Jagiellonian Library of the Jagiellonian University
Biblioteka Jagiellońska Uniwersytetu Jagiellońskiego
The University of Cracow was founded in 1364 by King Casimir III the Great (1310-1370), which makes it Poland’s oldest university and one of the oldest in Europe. It acquired its current name in 1817, in honor of the Jagiellonian dynasty that ruled over Poland, Lithuania, Hungary, and Bohemia from the fourteenth to sixteenth centuries. The Jagiellonian Library has gladly agreed to welcome us for an exclusive visit to its special collections. One of the most precious manuscripts in the collection is the book known as the Codex Picturatus or Balthasar Behem Codex. Written in German, Latin and Polish, it contains charters, privileges and statutes of the burghers of the city of Cracow. It was commissioned by the chancellor Balthasar Behem and compiled in 1505. The part dedicated to the laws of the Cracow guilds is illuminated with illustrations by an unidentified artist depicting both biblical scenes and scenes from the daily activities of the guild members: craftsmen and tradespeople. The Codex rarely leaves storage. Those participating in this optional visit will be given a unique opportunity to study the illustrations in the Codex in small groups with the guidance of curator Anna Sobańska.

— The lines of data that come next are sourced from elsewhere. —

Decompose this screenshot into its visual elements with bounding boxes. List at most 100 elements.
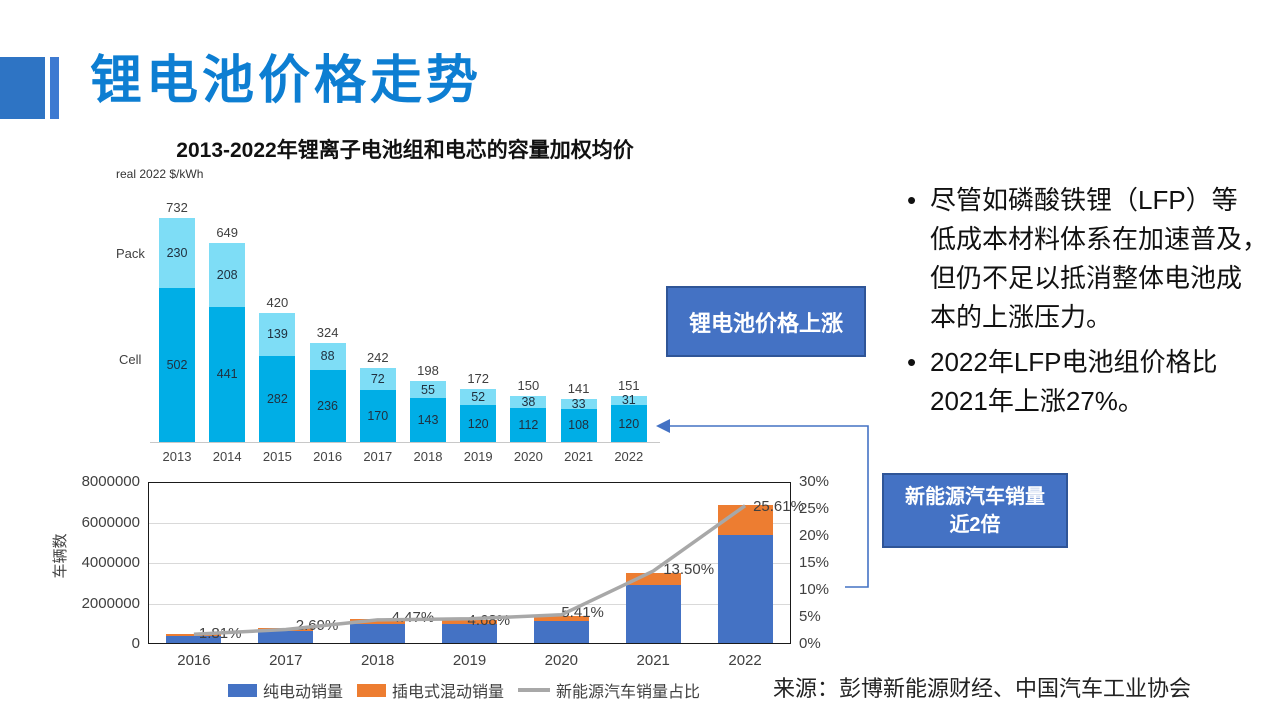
total-label-2015: 420 [266, 294, 289, 310]
pack-value-label-2015: 139 [266, 327, 288, 342]
pct-label-2022: 25.61% [753, 497, 804, 515]
pack-bar-2015 [259, 312, 296, 356]
pack-bar-2019 [460, 389, 497, 406]
right-axis-tick: 10% [799, 581, 830, 598]
price-chart-baseline [150, 442, 660, 443]
left-axis-tick: 6000000 [81, 513, 140, 531]
pct-label-2018: 4.47% [391, 608, 435, 626]
pack-bar-2018 [410, 381, 446, 399]
cell-bar-2018 [410, 398, 446, 442]
total-label-2017: 242 [366, 349, 389, 365]
total-label-2018: 198 [417, 363, 439, 379]
price-year-tick-2015: 2015 [262, 449, 292, 464]
cell-bar-2015 [259, 355, 296, 442]
cell-value-label-2021: 108 [568, 418, 590, 433]
total-label-2013: 732 [166, 199, 188, 215]
pack-value-label-2020: 38 [521, 394, 536, 409]
price-year-tick-2021: 2021 [564, 449, 594, 464]
bullet-item: • 2022年LFP电池组价格比 2021年上涨27%。 [893, 343, 1280, 421]
pack-value-label-2018: 55 [421, 382, 435, 397]
cell-value-label-2017: 170 [367, 408, 389, 423]
pct-label-2019: 4.68% [467, 611, 511, 629]
legend-item: 纯电动销量 [228, 678, 343, 702]
pack-bar-2014 [209, 243, 246, 307]
pack-value-label-2021: 33 [571, 396, 586, 411]
nev-year-tick-2017: 2017 [269, 652, 303, 669]
pack-bar-2016 [309, 342, 346, 370]
cell-bar-2020 [510, 407, 547, 442]
pct-label-2020: 5.41% [561, 603, 604, 621]
pack-bar-2021 [560, 398, 597, 409]
battery-price-chart-title: 2013-2022年锂离子电池组和电芯的容量加权均价 [176, 139, 634, 162]
bullet-text: 2022年LFP电池组价格比 2021年上涨27%。 [930, 347, 1218, 416]
cell-value-label-2019: 120 [467, 416, 489, 431]
price-year-tick-2016: 2016 [313, 449, 343, 464]
nev-year-tick-2021: 2021 [636, 652, 670, 669]
legend-bar-swatch [357, 683, 387, 697]
right-axis-tick: 15% [799, 554, 830, 571]
pack-value-label-2019: 52 [471, 390, 486, 405]
cell-bar-2021 [560, 408, 597, 442]
cell-value-label-2015: 282 [266, 391, 288, 406]
cell-value-label-2014: 441 [216, 367, 238, 382]
cell-value-label-2013: 502 [166, 358, 188, 373]
cell-row-label: Cell [119, 352, 142, 367]
right-axis-tick: 30% [799, 473, 830, 490]
cell-value-label-2018: 143 [417, 413, 439, 428]
cell-bar-2019 [460, 405, 497, 442]
price-year-tick-2017: 2017 [363, 449, 393, 464]
bullet-text: 尽管如磷酸铁锂（LFP）等 低成本材料体系在加速普及， 但仍不足以抵消整体电池成… [930, 185, 1269, 332]
cell-bar-2013 [159, 288, 195, 442]
cell-bar-2016 [309, 369, 346, 442]
bev-bar-2016 [166, 635, 222, 644]
nev-year-tick-2022: 2022 [728, 652, 762, 669]
cell-value-label-2022: 120 [618, 416, 640, 431]
left-axis-tick: 2000000 [81, 594, 140, 612]
bullet-item: • 尽管如磷酸铁锂（LFP）等 低成本材料体系在加速普及， 但仍不足以抵消整体电… [893, 181, 1280, 337]
total-label-2022: 151 [617, 377, 640, 393]
price-year-tick-2020: 2020 [513, 449, 543, 464]
pack-value-label-2022: 31 [621, 393, 636, 408]
pack-bar-2020 [510, 396, 547, 408]
right-axis-tick: 5% [799, 608, 821, 625]
price-year-tick-2018: 2018 [413, 449, 443, 464]
price-year-tick-2013: 2013 [162, 449, 192, 464]
left-axis-tick: 4000000 [81, 554, 140, 571]
price-year-tick-2014: 2014 [212, 449, 242, 464]
total-label-2014: 649 [216, 225, 239, 241]
legend-label: 纯电动销量 [263, 684, 344, 701]
pack-row-label: Pack [116, 246, 145, 261]
right-axis-tick: 0% [799, 635, 821, 652]
price-year-tick-2022: 2022 [614, 449, 644, 464]
pack-value-label-2016: 88 [320, 349, 335, 364]
total-label-2016: 324 [316, 324, 339, 340]
total-label-2020: 150 [517, 378, 540, 394]
pct-label-2017: 2.69% [295, 617, 339, 635]
callout-battery-price-rise: 锂电池价格上涨 [666, 286, 866, 357]
pack-value-label-2013: 230 [166, 245, 188, 260]
legend-label: 插电式混动销量 [392, 684, 505, 701]
legend-item: 插电式混动销量 [357, 678, 504, 702]
nev-year-tick-2020: 2020 [544, 652, 579, 669]
price-year-tick-2019: 2019 [463, 449, 493, 464]
right-axis-tick: 20% [799, 527, 830, 544]
total-label-2021: 141 [567, 380, 590, 396]
battery-price-chart-unit: real 2022 $/kWh [116, 167, 204, 181]
source-note: 来源：彭博新能源财经、中国汽车工业协会 [773, 676, 1192, 701]
legend-line-swatch [518, 688, 551, 692]
vehicle-count-axis-label: 车辆数 [52, 533, 69, 579]
cell-bar-2022 [610, 405, 647, 442]
title-accent-bar [50, 57, 59, 119]
legend-item: 新能源汽车销量占比 [518, 678, 700, 702]
cell-value-label-2020: 112 [518, 417, 539, 432]
bullet-marker: • [906, 185, 917, 215]
legend-bar-swatch [228, 683, 257, 697]
cell-bar-2014 [209, 306, 246, 442]
nev-chart-legend: 纯电动销量 插电式混动销量 新能源汽车销量占比 [228, 678, 700, 702]
pack-bar-2013 [159, 217, 195, 289]
total-label-2019: 172 [467, 371, 490, 387]
pct-label-2016: 1.81% [198, 625, 242, 643]
left-axis-tick: 8000000 [81, 473, 140, 490]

The other part of the visit, with curator Izabela Korczyńska, was dedicated to the extensive collection of drawings, watercolors and studies of flora and fauna in the Jagiellonian Library. The collection includes fifteen folio volumes with over 1,600 botanical and zoological drawings that can be traced back to Karel van Sint-Omaars (1533-1569) who lived on the castle of Moerbeke, near Bruges, and was a highly-regarded plant lover. He commissioned artists to make drawings and watercolors after his plant collection, which were subsequently annotated by the famous botanist Carolus Clusius (1526-1609). Also preserved in the Jagiellonian Library are some 800 oil sketches, watercolors, and drawings by Albert Eckhout (c.1610-c.1664-66). Travelling to Dutch Brazil in the retinue of Johan Maurits van Nassau-Siegen, Eckhout depicted the Brazilian flora and fauna he observed there. Some of these studies served as the designs for the woodcuts in the Historia naturalis Brasiliae by Willem Piso and Georg Markgraf (1648). In 1652, Johan Maurits donated the studies to Friedrich Wilhelm, Elector of Brandenburg. Together with the botanical studies of Karel van Sint-Omaars, Eckhout’s studies were later incorporated into the Libri Picturati collection of the Prussian State Library in Berlin. They were hidden in Silesia during World War II. After 1947 they were moved to Cracow, where they remain today.